I'm using Dropbox and Syncthing to access my data and information from every device.
¶10 STRTtools and infrastructure
See #infra
- Some motivation behind integrating my personal data: the sad state of personal infrastructure.
- I'm using special my. Python package to access all of my personal information and interact with it.
- promnesia is a browser extension I'm working on that enhances browsing history and integrates with your knowledge base
¶11 TODOtimeline
See #lifelogging
I've got a personal timeline of all my events, e.g. reading/watching/sleeping/exercising/etc.
¶12 STRTregular backups
I collect most of my digital trace and regularly back up pretty much everything.

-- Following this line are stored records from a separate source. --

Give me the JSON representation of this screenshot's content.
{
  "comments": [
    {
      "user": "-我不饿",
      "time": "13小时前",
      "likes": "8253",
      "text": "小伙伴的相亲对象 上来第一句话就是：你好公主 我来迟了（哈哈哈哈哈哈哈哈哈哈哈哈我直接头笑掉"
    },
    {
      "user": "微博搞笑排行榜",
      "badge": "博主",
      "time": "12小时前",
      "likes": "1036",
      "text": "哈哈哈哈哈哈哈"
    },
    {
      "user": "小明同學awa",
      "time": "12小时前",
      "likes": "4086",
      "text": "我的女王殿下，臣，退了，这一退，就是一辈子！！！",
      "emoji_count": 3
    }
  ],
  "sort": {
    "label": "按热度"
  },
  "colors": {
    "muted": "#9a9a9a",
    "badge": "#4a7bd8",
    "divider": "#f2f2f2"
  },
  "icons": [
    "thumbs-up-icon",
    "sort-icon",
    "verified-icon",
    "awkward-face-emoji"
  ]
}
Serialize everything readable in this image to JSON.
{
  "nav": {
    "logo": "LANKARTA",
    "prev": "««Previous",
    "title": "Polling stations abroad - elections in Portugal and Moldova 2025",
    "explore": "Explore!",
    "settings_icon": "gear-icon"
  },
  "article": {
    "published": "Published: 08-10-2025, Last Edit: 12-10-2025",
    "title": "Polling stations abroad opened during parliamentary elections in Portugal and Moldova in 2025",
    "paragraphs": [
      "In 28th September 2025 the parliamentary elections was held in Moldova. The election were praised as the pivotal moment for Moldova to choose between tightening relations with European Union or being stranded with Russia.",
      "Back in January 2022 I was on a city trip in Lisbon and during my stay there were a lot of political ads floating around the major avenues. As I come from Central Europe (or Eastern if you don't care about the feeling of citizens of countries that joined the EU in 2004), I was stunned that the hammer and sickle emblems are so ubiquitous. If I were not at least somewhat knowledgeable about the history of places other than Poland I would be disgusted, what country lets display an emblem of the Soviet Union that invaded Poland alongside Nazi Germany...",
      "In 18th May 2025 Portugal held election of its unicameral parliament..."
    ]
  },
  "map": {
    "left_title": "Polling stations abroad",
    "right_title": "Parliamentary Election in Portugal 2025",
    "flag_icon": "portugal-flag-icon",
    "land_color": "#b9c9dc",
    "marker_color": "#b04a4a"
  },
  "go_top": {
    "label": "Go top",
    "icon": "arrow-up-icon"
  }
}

I'm using borg backup for it.
¶12.1 It's interesting cause it's not super hot topic… mostly people have it under control
¶13 TODOfuture
Things that I want to try or integrate eventually:
Voice interaction
It's impressive how pathetic current state of affairs is. For instance, even if I was willing to accept Google Keep, Google Home isn't able to integrate with it!
If you say 'ok google please take a note', it would take it and it ends up… Erm, I had to google it, and apparently they end up in some obscure Google Assistant tab, not accessible from Desktop. Must be a result of some internal promo fights.
Anyway, I hope Mycroft AI gets better and then it would be easy to work with it since it's open source.
VR
Not sure yet how to incorporate it in my knowledge routine. I can imagine using it for very specific tasks and visualization. Perhaps some sort of method of loci? So far it seems that using textual representation and keyboard are the fastest way.